Fr Johnson was by turns; bitchy, mean-spirited, sharp tongued, entertaining, quick witted, irascible, infuriating, egotistical, perverted, disreputable, self-serving and outrageous but never, ever, ever dull. David lived his life to the full. He was bon vivant par excellence. From his louche lifestyle to his insatiable thirst to his jaw dropping candour he was unapologetically his own man. In that sense at least he is a model to us all. Though I was the target of his cruel comments this perverted popinjay enriched my life. I am very glad I knew such a unique and colourful character. He was worth 100 of those forgettably milksop priests who people the parishes. I miss the filthy old bastard. The decrepit, despicable pervert would not mind me calling him that. For him anything but mindless good taste.
Rev Johnson was a concatenation of contradictions: parsimony and profligacy; effeminacy and misogyny; traditionalism and mocking it; sociability and sociopathy; Anglo-Catholicism yet despising Anglicanism and Catholicism; craving friends but alienating those who were friendly to him; homosexuality yet eschewing sex; dressiness but sometimes looking like a tramp.
David would have been elated to have been the subject of an obituary in the Daily Telegraph, the Times as well as other broadsheets. The Times called him ‘colourful, quixotic and mischievous.’ Coronavirus was on and there was little else in the news. The Telegraph opined, ”some saw him as an institution and others thought he should be confined to one.” As a publicity hunter he would have considered an obit in his favourite newspaper to be Elysian. The newspaper correctly surmised that he was a clergyman the like of which the world shall never see again. The Torygraph wrote with masterful British understatement that Jono ”patronised his local pub assiduously.” He was also remembered in the Church Times: the publication he once lampooned. The Church Times commented on his ‘unquenchable taste for self-destruction.’ It also remarked ‘He could not bear to be alone’. The obituary signed off: may he now find peace.
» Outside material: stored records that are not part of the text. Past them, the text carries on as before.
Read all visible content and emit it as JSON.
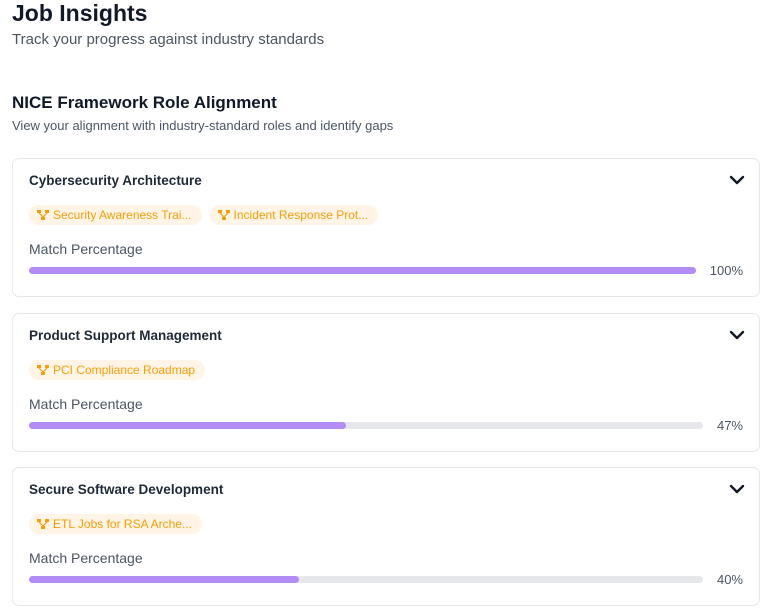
{
  "header": {
    "title": "Job Insights",
    "subtitle": "Track your progress against industry standards"
  },
  "section": {
    "title": "NICE Framework Role Alignment",
    "subtitle": "View your alignment with industry-standard roles and identify gaps"
  },
  "colors": {
    "accent": "#b18cf5",
    "tag_text": "#f59e0b",
    "tag_bg": "#fff4e5",
    "track": "#e5e7eb"
  },
  "roles": [
    {
      "title": "Cybersecurity Architecture",
      "tags": [
        "Security Awareness Trai...",
        "Incident Response Prot..."
      ],
      "match_label": "Match Percentage",
      "percent": 100,
      "percent_label": "100%"
    },
    {
      "title": "Product Support Management",
      "tags": [
        "PCI Compliance Roadmap"
      ],
      "match_label": "Match Percentage",
      "percent": 47,
      "percent_label": "47%"
    },
    {
      "title": "Secure Software Development",
      "tags": [
        "ETL Jobs for RSA Arche..."
      ],
      "match_label": "Match Percentage",
      "percent": 40,
      "percent_label": "40%"
    }
  ]
}
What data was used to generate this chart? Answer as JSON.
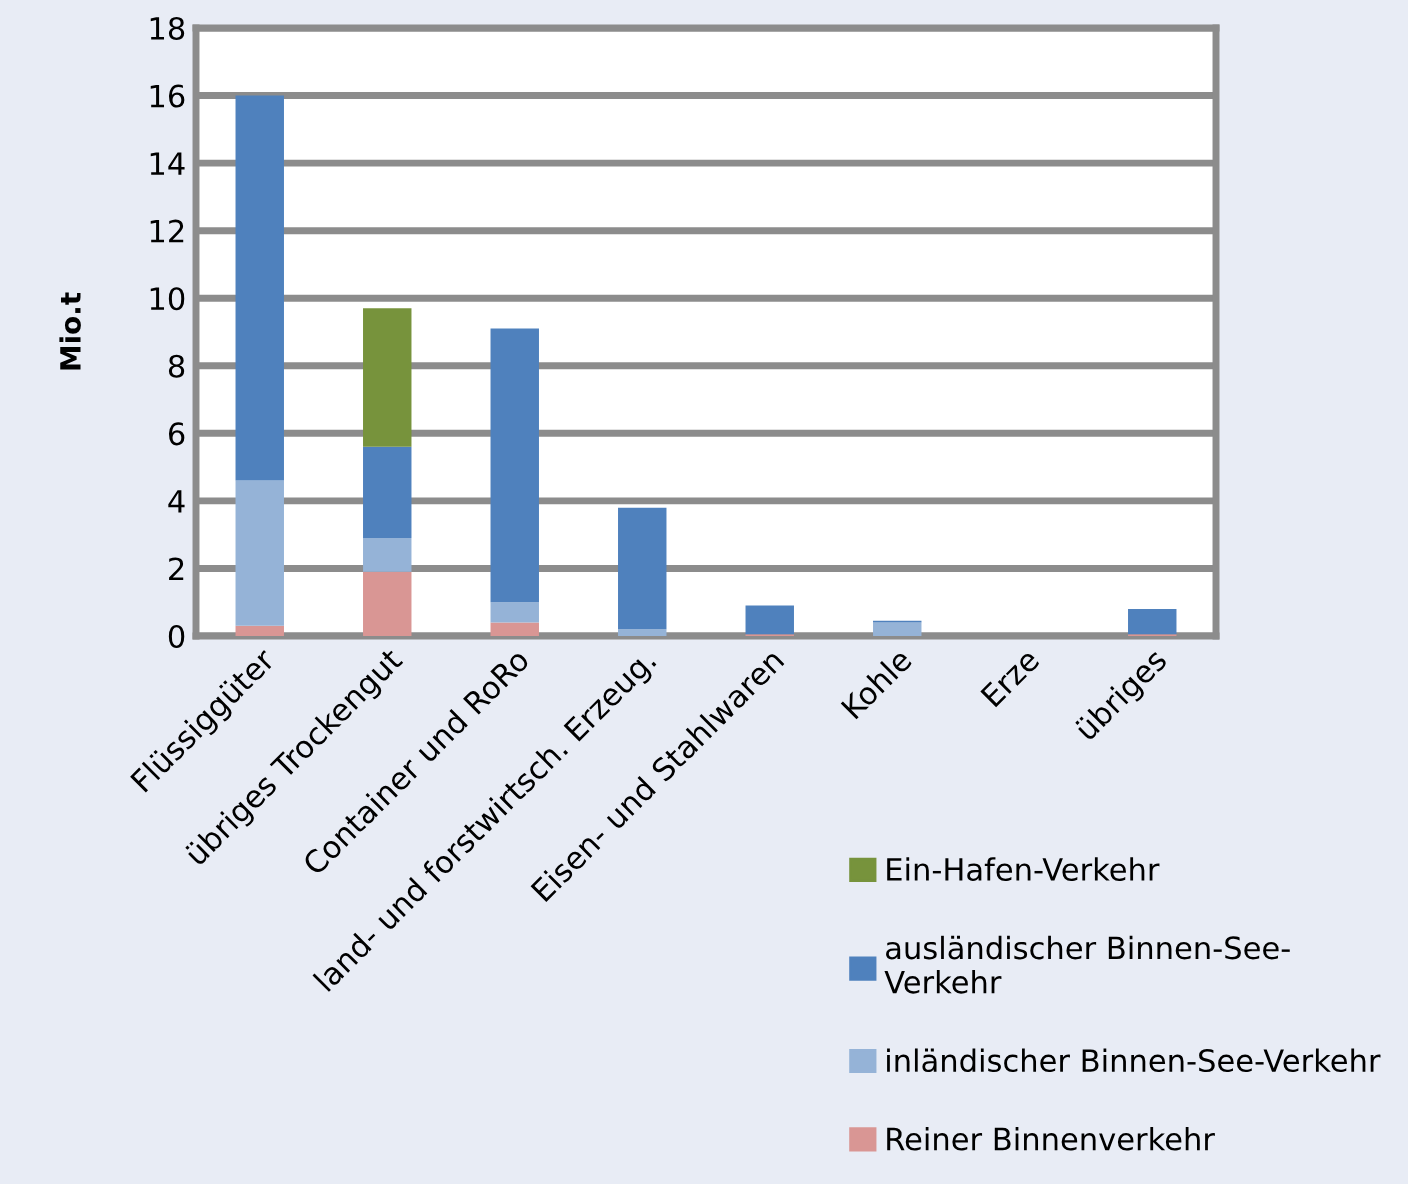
{
  "chart_data": {
    "type": "bar",
    "stacked": true,
    "ylabel": "Mio.t",
    "categories": [
      "Flüssiggüter",
      "übriges Trockengut",
      "Container und RoRo",
      "land- und forstwirtsch. Erzeug.",
      "Eisen- und Stahlwaren",
      "Kohle",
      "Erze",
      "übriges"
    ],
    "series": [
      {
        "name": "Reiner Binnenverkehr",
        "color": "#d99694",
        "values": [
          0.3,
          1.9,
          0.4,
          0,
          0.05,
          0,
          0,
          0.05
        ]
      },
      {
        "name": "inländischer Binnen-See-Verkehr",
        "color": "#95b3d7",
        "values": [
          4.3,
          1.0,
          0.6,
          0.2,
          0,
          0.4,
          0,
          0
        ]
      },
      {
        "name": "ausländischer Binnen-See-Verkehr",
        "color": "#4f81bd",
        "values": [
          11.4,
          2.7,
          8.1,
          3.6,
          0.85,
          0.05,
          0,
          0.75
        ]
      },
      {
        "name": "Ein-Hafen-Verkehr",
        "color": "#77933c",
        "values": [
          0,
          4.1,
          0,
          0,
          0,
          0,
          0,
          0
        ]
      }
    ],
    "ylim": [
      0,
      18
    ],
    "yticks": [
      0,
      2,
      4,
      6,
      8,
      10,
      12,
      14,
      16,
      18
    ],
    "grid": "y",
    "legend": "bottom right"
  }
}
How will we remember him? He was a model of egocentricity, insobriety, self-indulgence, and ghoulish schadenfreude. To some he was a hobgoblin of spite, hypocrisy and bigotry. I shall remember him carousing the pubs of Oxford and camping it up. Others will remember his moments of decency and concern for the welfare of others. In my experience these were few and far between. He was the Lord of Misrule and indeed the Queen of Vice. David was a seriously silly man.
They don’t make them like that anymore! The Almighty broke the mould once David was fashioned. David is now there in that great big pub in the sky holding forth with tart gossip, playing racism for laughs and indulging in high camp playacting. I do not know if he is wearing a silken scarlet soutane or Selwyn summer dress. But I do know that he has a Guinness extra cold in each hand!
Coronavirus necessitated a burial with only a handful of mourners. He was laid to rest in Cogenhoe his quondam Northamptonshire parish. A full memorial service is planned for a few months hence. There we shall partake of copious vinous glassfuls in memory of this devout votary of Bacchus and offer him a libation. It is what he would have wanted. What should his epitaph be? I drink therefore I am.